Paradoxalement pourtant, au cœur de cette « prison à ciel ouvert », la narratrice découvre comme une deuxième famille. Pour elle, née en France de parents juifs immigrés, l’enfance a tourné autour du non-dit, de la gêne et de la dissimulation censés favoriser reconnaissance et intégration à une société dans laquelle il s’agissait de ne pas se faire remarquer, faire œuvre de discrétion, quitte à rester dans l’ombre. Cette immersion inattendue dans les marges de la république agit comme un électrochoc, révélateur de profonds dysfonctionnements, tant sur le plan personnel que national. D’une part en effet ressurgissent des impressions enfouies et inavouées, retenues, depuis son plus jeune âge, qui interrogent sa mémoire et son identité. Et d’autre part elle dresse l’amer constat du reflux des droits de l’homme dans les zones cachées du pays qui se dit héritier des Lumières. Deux facettes qui donnent d’ailleurs corps à la double dimension de ce roman-récit.

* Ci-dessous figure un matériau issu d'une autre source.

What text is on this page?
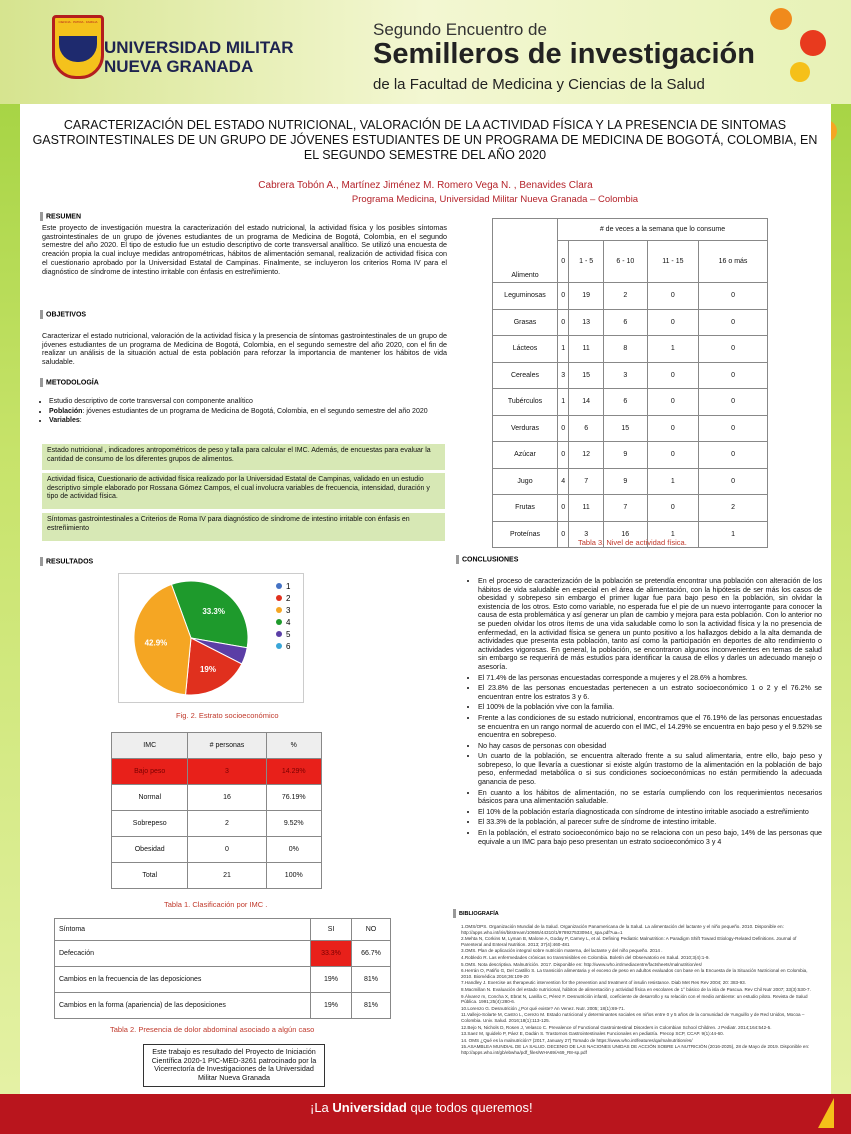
CIENCIA · PATRIA · FAMILIA
UNIVERSIDAD MILITAR
NUEVA GRANADA
Segundo Encuentro de
Semilleros de investigación
de la Facultad de Medicina y Ciencias de la Salud
CARACTERIZACIÓN DEL ESTADO NUTRICIONAL, VALORACIÓN DE LA ACTIVIDAD FÍSICA Y LA PRESENCIA DE SINTOMAS GASTROINTESTINALES DE UN GRUPO DE JÓVENES ESTUDIANTES DE UN PROGRAMA DE MEDICINA DE BOGOTÁ, COLOMBIA, EN EL SEGUNDO SEMESTRE DEL AÑO 2020
Cabrera Tobón A., Martínez Jiménez M. Romero Vega N. , Benavides Clara
Programa Medicina, Universidad Militar Nueva Granada – Colombia
RESUMEN
Este proyecto de investigación muestra la caracterización del estado nutricional, la actividad física y los posibles síntomas gastrointestinales de un grupo de jóvenes estudiantes de un programa de Medicina de Bogotá, Colombia, en el segundo semestre del año 2020. El tipo de estudio fue un estudio descriptivo de corte transversal analítico. Se utilizó una encuesta de creación propia la cual incluye medidas antropométricas, hábitos de alimentación semanal, realización de actividad física con el cuestionario aprobado por la Universidad Estatal de Campinas. Finalmente, se incluyeron los criterios Roma IV para el diagnóstico de síndrome de intestino irritable con énfasis en estreñimiento.
OBJETIVOS
Caracterizar el estado nutricional, valoración de la actividad física y la presencia de síntomas gastrointestinales de un grupo de jóvenes estudiantes de un programa de Medicina de Bogotá, Colombia, en el segundo semestre del año 2020, con el fin de realizar un análisis de la situación actual de esta población para reforzar la importancia de mantener los hábitos de vida saludable.
METODOLOGÍA
• Estudio descriptivo de corte transversal con componente analítico
• Población: jóvenes estudiantes de un programa de Medicina de Bogotá, Colombia, en el segundo semestre del año 2020
• Variables:
Estado nutricional , indicadores antropométricos de peso y talla para calcular el IMC. Además, de encuestas para evaluar la cantidad de consumo de los diferentes grupos de alimentos.
Actividad física, Cuestionario de actividad física realizado por la Universidad Estatal de Campinas, validado en un estudio descriptivo simple elaborado por Rossana Gómez Campos, el cual involucra variables de frecuencia, intensidad, duración y tipo de actividad física.
Síntomas gastrointestinales a Criterios de Roma IV para diagnóstico de síndrome de intestino irritable con énfasis en estreñimiento
RESULTADOS
33.3%
19%
42.9%
1
2
3
4
5
6
Fig. 2. Estrato socioeconómico
IMC	# personas	%
Bajo peso	3	14.29%
Normal	16	76.19%
Sobrepeso	2	9.52%
Obesidad	0	0%
Total	21	100%
Tabla 1. Clasificación por IMC .
Síntoma	SI	NO
Defecación	33.3%	66.7%
Cambios en la frecuencia de las deposiciones	19%	81%
Cambios en la forma (apariencia) de las deposiciones	19%	81%
Tabla 2. Presencia de dolor abdominal asociado a algún caso
Este trabajo es resultado del Proyecto de Iniciación Científica 2020-1 PIC-MED-3261 patrocinado por la Vicerrectoría de Investigaciones de la Universidad Militar Nueva Granada
Alimento	# de veces a la semana que lo consume				
	0	1 - 5	6 - 10	11 - 15	16 o más
Leguminosas	0	19	2	0	0
Grasas	0	13	6	0	0
Lácteos	1	11	8	1	0
Cereales	3	15	3	0	0
Tubérculos	1	14	6	0	0
Verduras	0	6	15	0	0
Azúcar	0	12	9	0	0
Jugo	4	7	9	1	0
Frutas	0	11	7	0	2
Proteínas	0	3	16	1	1
Tabla 3. Nivel de actividad física.
CONCLUSIONES
• En el proceso de caracterización de la población se pretendía encontrar una población con alteración de los hábitos de vida saludable en especial en el área de alimentación, con la hipótesis de ser más los casos de obesidad y sobrepeso sin embargo el primer lugar fue para bajo peso en la población, sin olvidar la existencia de los otros. Esto como variable, no esperada fue el pie de un nuevo interrogante para conocer la causa de esta problemática y así generar un plan de cambio y mejora para esta población. Con lo anterior no se pueden olvidar los otros ítems de una vida saludable como lo son la actividad física y la no presencia de enfermedad, en la actividad física se genera un punto positivo a los hallazgos debido a la alta demanda de actividades que presenta esta población, tanto así como la participación en deportes de alto rendimiento o actividades vigorosas. En general, la población, se encontraron algunos inconvenientes en temas de salud sin embargo se requerirá de más estudios para identificar la causa de ellos y darles un adecuado manejo o asesoría.
• El 71.4% de las personas encuestadas corresponde a mujeres y el 28.6% a hombres.
• El 23.8% de las personas encuestadas pertenecen a un estrato socioeconómico 1 o 2 y el 76.2% se encuentran entre los estratos 3 y 6.
• El 100% de la población vive con la familia.
• Frente a las condiciones de su estado nutricional, encontramos que el 76.19% de las personas encuestadas se encuentra en un rango normal de acuerdo con el IMC, el 14.29% se encuentra en bajo peso y el 9.52% se encuentra en sobrepeso.
• No hay casos de personas con obesidad
• Un cuarto de la población, se encuentra alterado frente a su salud alimentaria, entre ello, bajo peso y sobrepeso, lo que llevaría a cuestionar si existe algún trastorno de la alimentación en la población de bajo peso, enfermedad metabólica o si sus condiciones socioeconómicas no están permitiendo la adecuada ganancia de peso.
• En cuanto a los hábitos de alimentación, no se estaría cumpliendo con los requerimientos necesarios básicos para una alimentación saludable.
• El 10% de la población estaría diagnosticada con síndrome de intestino irritable asociado a estreñimiento
• El 33.3% de la población, al parecer sufre de síndrome de intestino irritable.
• En la población, el estrato socioeconómico bajo no se relaciona con un peso bajo, 14% de las personas que equivale a un IMC para bajo peso presentan un estrato socioeconómico 3 y 4
BIBLIOGRAFÍA
1.OMS/OPS. Organización Mundial de la Salud. Organización Panamericana de la Salud. La alimentación del lactante y el niño pequeño. 2010. Disponible en: http://apps.who.int/iris/bitstream/10665/44310/1/9789275330944_spa.pdf?ua=1
2.Mehta N, Corkins M, Lyman B, Malone A, Goday P, Carney L, et al. Defining Pediatric Malnutrition: A Paradigm Shift Toward Etiology-Related Definitions. Journal of Parenteral and Enteral Nutrition. 2013; 37(4):460-481
3.OMS. Plan de aplicación integral sobre nutrición materna, del lactante y del niño pequeño. 2014 .
4.Robledo R. Las enfermedades crónicas no transmisibles en Colombia. Boletín del Observatorio en Salud. 2010;3(4):1-9.
5.OMS. Nota descriptiva. Malnutrición. 2017. Disponible en: http://www.who.int/mediacentre/factsheets/malnutrition/es/
6.Herrán O, Patiño G, Del Castillo S. La transición alimentaria y el exceso de peso en adultos evaluados con base en la Encuesta de la Situación Nutricional en Colombia, 2010. Biomédica 2016;36:109-20
7.Handley J. Exercise as therapeutic intervention for the prevention and treatment of insulin resistance. Diab Met Res Rev 2004; 20: 383-93.
8.Macmillan N. Evaluación del estado nutricional, hábitos de alimentación y actividad física en escolares de 1° básico de la isla de Pascua. Rev Chil Nutr 2007; 33(3):530-7.
9.Álvarez m, Concha X, Ebrat N, Lanilla C, Pérez F. Desnutrición infantil, coeficiente de desarrollo y su relación con el medio ambiente: un estudio piloto. Revista de Salud Pública. 1991;25(4):280-6.
10.Lorenzo G. Desnutrición ¿Por qué existe? An Venez. Nutr. 2005; 18(1):69-71.
11.Vallejo-Solarte M, Castro L, Cerezo M. Estado nutricional y determinantes sociales en niños entre 0 y 5 años de la comunidad de Yunguillo y de Red Unidos, Mocoa – Colombia. Univ. Salud. 2016;18(1):113-125.
12.Bejo N, Nichols D, Rosen J, Velasco C. Prevalence of Functional Gastrointestinal Disorders in Colombian School Children. J Pediatr. 2014;164:542-5.
13.Saez M, Iguidelo P, Páez E, Dadán S. Trastornos Gastrointestinales Funcionales en pediatría. Precop SCP, CCAP. 9(1):44-60.
14. OMS ¿Qué es la malnutrición? (2017, January 27) Tomado de https://www.who.int/features/qa/malnutrition/es/
15.ASAMBLEA MUNDIAL DE LA SALUD. DECENIO DE LAS NACIONES UNIDAS DE ACCIÓN SOBRE LA NUTRICIÓN (2016-2025), 28 de Mayo de 2019. Disponible en: http://apps.who.int/gb/ebwha/pdf_files/WHA69/A69_R8-sp.pdf
¡La Universidad que todos queremos!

Passagers à destination variable

Dans un récit bâti autant comme un carnet de bord qu’un témoignage, la narratrice relate et enquête donc, découvrant chaque jour les différentes étapes, comme autant d’embûches vers une (non) reconnaissance hexagonale.
Mais le principal mérite de ce roman réside dans son aptitude à ne pas se cantonner dans une dénonciation monolithique qui réduirait la question de l’intégration à une opposition manichéenne entre méchants Français, représentants d’une autorité et d’une justice bornée et dénuée de sentiments, aux pauvres étrangers sans défense ni ressource.
Au cœur de ce centre de rétention règne certes le désarroi et une concentration de misère humaine. Mais elle y appréhende une complexité bien plus diffuse. Car le combat est rude pour l’obtention de l’autorisation de séjourner en France. Et les obstacles sont tels que la solidarité entre codétenus est minimale. Aussi, Yuri le biélorusse et Samir le travesti algérien, ont beau être en quête d’une même solidarité, aucune amitié n’est possible entre eux. Car lorsqu’il s’agit de survie, la concurrence est rude pour obtenir les sésames de papier. Resurgissent alors stigmatisation et racismes d’un autre ordre. Apparaît aussi une étrange cotation des nationalités selon qu’elles sont le plus à même d’apitoyer l’hôte. La popularité d’une nationalité, pour le réfugié, est ainsi inversement proportionnelle au degré de développement du pays initial. Comme Claire, qui a menti comme par réflexe au début, certains s’inventent des familles, des professions, des origines dans le simple but de pouvoir demeurer en France. Dans cette tour de Babel où les dialectes côtoient les bribes de français et la sécheresse des sentences administratives, le mensonge tient donc une grande place.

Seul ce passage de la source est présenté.